Carfra Lawton LLP | Victoria BC

SCC Expands Use of Summary Trials

The reasons of the Supreme Court of Canada in Hryniak v Mauldin 2014 SCC 7 were recently published, expanding the role of summary procedures in Canada. This is an Ontario case applying relatively new summary judgment rules allowing those Courts to weigh evidence, evaluate credibility, and draw inferences. The Supreme Court emphasized that the aim of trial rules are to achieve a fair process and a just result.

In this case investors sued for civil fraud because money sent to the defendants disappeared (after being deposited in an offshore bank).  The plaintiffs obtained summary judgment against one defendant, but the court dismissed the application against other defendants saying a trial was required to determine factual issues. The unsuccessful defendant appealed.

Though it dismissed the appeal on the merits, the Ontario Court of Appeal held the case was not an appropriate candidate for summary judgment, interpreting “interest of justice” in the rule to mean the court required a full appreciation of the evidence to grant summary judgment.  The Court of Appeal suggested the case was unfit for summary judgment because it required fact finding on an extensive record and involved conflicting evidence from witnesses.

Justice Karakatsanis, for a unanimous Supreme Court of Canada, found that the test used by the Court of Appeal requiring a “full appreciation of the evidence” was too stringent, and replaced it with a test of whether the expense and delay of a full trial were required to obtain a just result after a fair process.
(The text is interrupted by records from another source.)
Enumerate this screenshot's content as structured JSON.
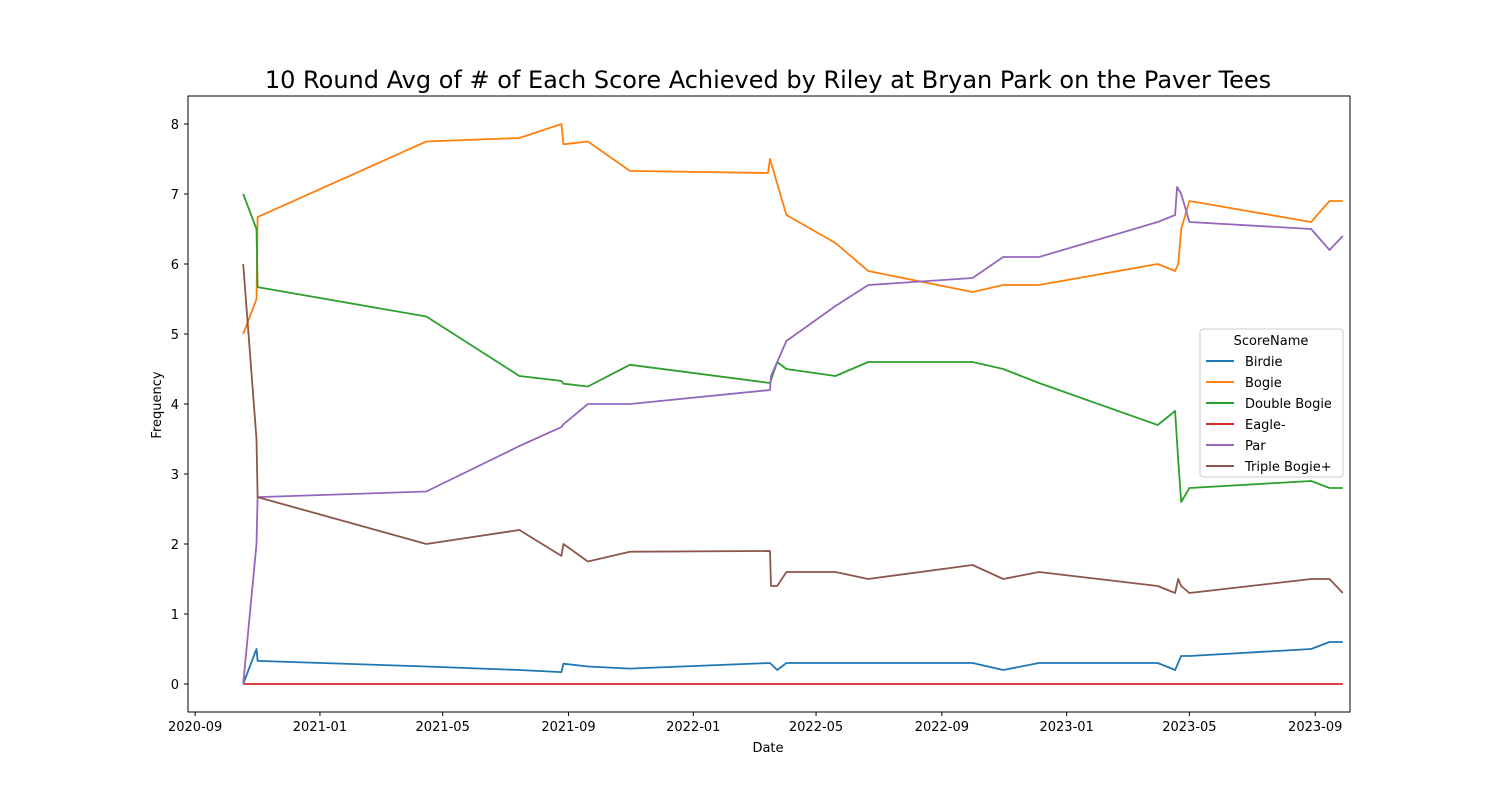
{
  "chart_data": {
    "type": "line",
    "title": "10 Round Avg of # of Each Score Achieved by Riley at Bryan Park on the Paver Tees",
    "xlabel": "Date",
    "ylabel": "Frequency",
    "xlim": [
      "2020-08-25",
      "2023-10-05"
    ],
    "ylim": [
      -0.4,
      8.4
    ],
    "x_ticks": [
      "2020-09-01",
      "2021-01-01",
      "2021-05-01",
      "2021-09-01",
      "2022-01-01",
      "2022-05-01",
      "2022-09-01",
      "2023-01-01",
      "2023-05-01",
      "2023-09-01"
    ],
    "x_tick_labels": [
      "2020-09",
      "2021-01",
      "2021-05",
      "2021-09",
      "2022-01",
      "2022-05",
      "2022-09",
      "2023-01",
      "2023-05",
      "2023-09"
    ],
    "y_ticks": [
      0,
      1,
      2,
      3,
      4,
      5,
      6,
      7,
      8
    ],
    "grid": false,
    "legend": {
      "title": "ScoreName",
      "placement": "center-right"
    },
    "series": [
      {
        "name": "Birdie",
        "color": "#1f77b4",
        "points": [
          [
            "2020-10-18",
            0
          ],
          [
            "2020-10-31",
            0.5
          ],
          [
            "2020-11-01",
            0.33
          ],
          [
            "2021-04-15",
            0.25
          ],
          [
            "2021-07-15",
            0.2
          ],
          [
            "2021-08-25",
            0.17
          ],
          [
            "2021-08-27",
            0.29
          ],
          [
            "2021-09-20",
            0.25
          ],
          [
            "2021-10-31",
            0.22
          ],
          [
            "2022-03-17",
            0.3
          ],
          [
            "2022-03-24",
            0.2
          ],
          [
            "2022-04-02",
            0.3
          ],
          [
            "2022-05-20",
            0.3
          ],
          [
            "2022-06-21",
            0.3
          ],
          [
            "2022-10-01",
            0.3
          ],
          [
            "2022-10-31",
            0.2
          ],
          [
            "2022-12-05",
            0.3
          ],
          [
            "2023-03-31",
            0.3
          ],
          [
            "2023-04-17",
            0.2
          ],
          [
            "2023-04-23",
            0.4
          ],
          [
            "2023-05-01",
            0.4
          ],
          [
            "2023-08-28",
            0.5
          ],
          [
            "2023-09-15",
            0.6
          ],
          [
            "2023-09-28",
            0.6
          ]
        ]
      },
      {
        "name": "Bogie",
        "color": "#ff7f0e",
        "points": [
          [
            "2020-10-18",
            5.0
          ],
          [
            "2020-10-31",
            5.5
          ],
          [
            "2020-11-01",
            6.67
          ],
          [
            "2021-04-15",
            7.75
          ],
          [
            "2021-07-15",
            7.8
          ],
          [
            "2021-08-25",
            8.0
          ],
          [
            "2021-08-27",
            7.71
          ],
          [
            "2021-09-20",
            7.75
          ],
          [
            "2021-10-31",
            7.33
          ],
          [
            "2022-03-15",
            7.3
          ],
          [
            "2022-03-17",
            7.5
          ],
          [
            "2022-04-02",
            6.7
          ],
          [
            "2022-05-20",
            6.3
          ],
          [
            "2022-06-21",
            5.9
          ],
          [
            "2022-10-01",
            5.6
          ],
          [
            "2022-10-31",
            5.7
          ],
          [
            "2022-12-05",
            5.7
          ],
          [
            "2023-03-31",
            6.0
          ],
          [
            "2023-04-17",
            5.9
          ],
          [
            "2023-04-20",
            6.0
          ],
          [
            "2023-04-23",
            6.5
          ],
          [
            "2023-05-01",
            6.9
          ],
          [
            "2023-08-28",
            6.6
          ],
          [
            "2023-09-15",
            6.9
          ],
          [
            "2023-09-28",
            6.9
          ]
        ]
      },
      {
        "name": "Double Bogie",
        "color": "#2ca02c",
        "points": [
          [
            "2020-10-18",
            7.0
          ],
          [
            "2020-10-31",
            6.5
          ],
          [
            "2020-11-01",
            5.67
          ],
          [
            "2021-04-15",
            5.25
          ],
          [
            "2021-07-15",
            4.4
          ],
          [
            "2021-08-25",
            4.33
          ],
          [
            "2021-08-27",
            4.29
          ],
          [
            "2021-09-20",
            4.25
          ],
          [
            "2021-10-31",
            4.56
          ],
          [
            "2022-03-17",
            4.3
          ],
          [
            "2022-03-24",
            4.6
          ],
          [
            "2022-04-02",
            4.5
          ],
          [
            "2022-05-20",
            4.4
          ],
          [
            "2022-06-21",
            4.6
          ],
          [
            "2022-10-01",
            4.6
          ],
          [
            "2022-10-31",
            4.5
          ],
          [
            "2022-12-05",
            4.3
          ],
          [
            "2023-03-31",
            3.7
          ],
          [
            "2023-04-17",
            3.9
          ],
          [
            "2023-04-20",
            3.2
          ],
          [
            "2023-04-23",
            2.6
          ],
          [
            "2023-05-01",
            2.8
          ],
          [
            "2023-08-28",
            2.9
          ],
          [
            "2023-09-15",
            2.8
          ],
          [
            "2023-09-28",
            2.8
          ]
        ]
      },
      {
        "name": "Eagle-",
        "color": "#d62728",
        "points": [
          [
            "2020-10-18",
            0
          ],
          [
            "2023-09-28",
            0
          ]
        ]
      },
      {
        "name": "Par",
        "color": "#9467bd",
        "points": [
          [
            "2020-10-18",
            0
          ],
          [
            "2020-10-31",
            2.0
          ],
          [
            "2020-11-01",
            2.67
          ],
          [
            "2021-04-15",
            2.75
          ],
          [
            "2021-07-15",
            3.4
          ],
          [
            "2021-08-25",
            3.67
          ],
          [
            "2021-08-27",
            3.71
          ],
          [
            "2021-09-20",
            4.0
          ],
          [
            "2021-10-31",
            4.0
          ],
          [
            "2022-03-17",
            4.2
          ],
          [
            "2022-03-18",
            4.4
          ],
          [
            "2022-03-24",
            4.6
          ],
          [
            "2022-04-02",
            4.9
          ],
          [
            "2022-05-20",
            5.4
          ],
          [
            "2022-06-21",
            5.7
          ],
          [
            "2022-10-01",
            5.8
          ],
          [
            "2022-10-31",
            6.1
          ],
          [
            "2022-12-05",
            6.1
          ],
          [
            "2023-03-31",
            6.6
          ],
          [
            "2023-04-17",
            6.7
          ],
          [
            "2023-04-19",
            7.1
          ],
          [
            "2023-04-23",
            7.0
          ],
          [
            "2023-05-01",
            6.6
          ],
          [
            "2023-08-28",
            6.5
          ],
          [
            "2023-09-15",
            6.2
          ],
          [
            "2023-09-28",
            6.4
          ]
        ]
      },
      {
        "name": "Triple Bogie+",
        "color": "#8c564b",
        "points": [
          [
            "2020-10-18",
            6.0
          ],
          [
            "2020-10-31",
            3.5
          ],
          [
            "2020-11-01",
            2.67
          ],
          [
            "2021-04-15",
            2.0
          ],
          [
            "2021-07-15",
            2.2
          ],
          [
            "2021-08-25",
            1.83
          ],
          [
            "2021-08-27",
            2.0
          ],
          [
            "2021-09-20",
            1.75
          ],
          [
            "2021-10-31",
            1.89
          ],
          [
            "2022-03-17",
            1.9
          ],
          [
            "2022-03-18",
            1.4
          ],
          [
            "2022-03-24",
            1.4
          ],
          [
            "2022-04-02",
            1.6
          ],
          [
            "2022-05-20",
            1.6
          ],
          [
            "2022-06-21",
            1.5
          ],
          [
            "2022-10-01",
            1.7
          ],
          [
            "2022-10-31",
            1.5
          ],
          [
            "2022-12-05",
            1.6
          ],
          [
            "2023-03-31",
            1.4
          ],
          [
            "2023-04-17",
            1.3
          ],
          [
            "2023-04-20",
            1.5
          ],
          [
            "2023-04-23",
            1.4
          ],
          [
            "2023-05-01",
            1.3
          ],
          [
            "2023-08-28",
            1.5
          ],
          [
            "2023-09-15",
            1.5
          ],
          [
            "2023-09-28",
            1.3
          ]
        ]
      }
    ]
  }
}
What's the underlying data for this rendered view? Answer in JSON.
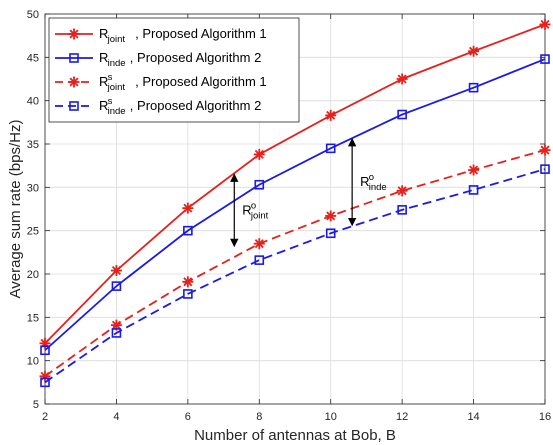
{
  "chart_data": {
    "type": "line",
    "xlabel": "Number of antennas at Bob, B",
    "ylabel": "Average sum rate (bps/Hz)",
    "xlim": [
      2,
      16
    ],
    "ylim": [
      5,
      50
    ],
    "xticks": [
      2,
      4,
      6,
      8,
      10,
      12,
      14,
      16
    ],
    "yticks": [
      5,
      10,
      15,
      20,
      25,
      30,
      35,
      40,
      45,
      50
    ],
    "grid": true,
    "legend_position": "top-left",
    "x": [
      2,
      4,
      6,
      8,
      10,
      12,
      14,
      16
    ],
    "series": [
      {
        "name": "R_joint, Proposed Algorithm 1",
        "legend": {
          "base": "R",
          "sup": "",
          "sub": "joint",
          "rest": ", Proposed Algorithm 1"
        },
        "values": [
          12.0,
          20.4,
          27.6,
          33.8,
          38.3,
          42.5,
          45.7,
          48.8
        ],
        "color": "#e8201c",
        "dash": "solid",
        "marker": "asterisk"
      },
      {
        "name": "R_inde, Proposed Algorithm 2",
        "legend": {
          "base": "R",
          "sup": "",
          "sub": "inde",
          "rest": ", Proposed Algorithm 2"
        },
        "values": [
          11.2,
          18.6,
          25.0,
          30.3,
          34.5,
          38.4,
          41.5,
          44.8
        ],
        "color": "#1a1ae6",
        "dash": "solid",
        "marker": "square"
      },
      {
        "name": "R^s_joint, Proposed Algorithm 1",
        "legend": {
          "base": "R",
          "sup": "s",
          "sub": "joint",
          "rest": ", Proposed Algorithm 1"
        },
        "values": [
          8.2,
          14.1,
          19.1,
          23.5,
          26.7,
          29.6,
          32.0,
          34.3
        ],
        "color": "#e8201c",
        "dash": "dashed",
        "marker": "asterisk"
      },
      {
        "name": "R^s_inde, Proposed Algorithm 2",
        "legend": {
          "base": "R",
          "sup": "s",
          "sub": "inde",
          "rest": ", Proposed Algorithm 2"
        },
        "values": [
          7.5,
          13.2,
          17.7,
          21.6,
          24.7,
          27.4,
          29.7,
          32.1
        ],
        "color": "#1a1ae6",
        "dash": "dashed",
        "marker": "square"
      }
    ],
    "annotations": [
      {
        "label": {
          "base": "R",
          "sup": "o",
          "sub": "joint"
        },
        "x": 7.3,
        "y_top": 31.5,
        "y_bottom": 23.2
      },
      {
        "label": {
          "base": "R",
          "sup": "o",
          "sub": "inde"
        },
        "x": 10.6,
        "y_top": 35.6,
        "y_bottom": 25.6
      }
    ]
  }
}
The Court also made sweeping comments about the procedure: the Canadian civil justice system requires a culture change to allow access to summary procedures to resolve disputes; obtaining justice through trial can be illusory because of the cost; settlement hinges on adjudication being a realistic alternative; the old system of extensive pre-trial processes and conventional trial no longer reflects modern reality and the needs of justice; and alternative models of adjudication are no less legitimate than the conventional trial. The Supreme Court suggested a failed summary judgment motion can be salvaged by the presiding judge using the powers of trial procedure and becoming seized of the matter for trial.

This decision is expected to be influential in British Columbia, although in BC this procedure is labeled summary trial. Summary trial has a long and successful history in British Columbia but many cases fail because courts find them unsuitable for the procedure. The comments made by the Supreme Court of Canada can be cited to Judges in British Columbia to make this procedure available for more cases and resulting in fewer applications for summary trial failing on the basis of unsuitability.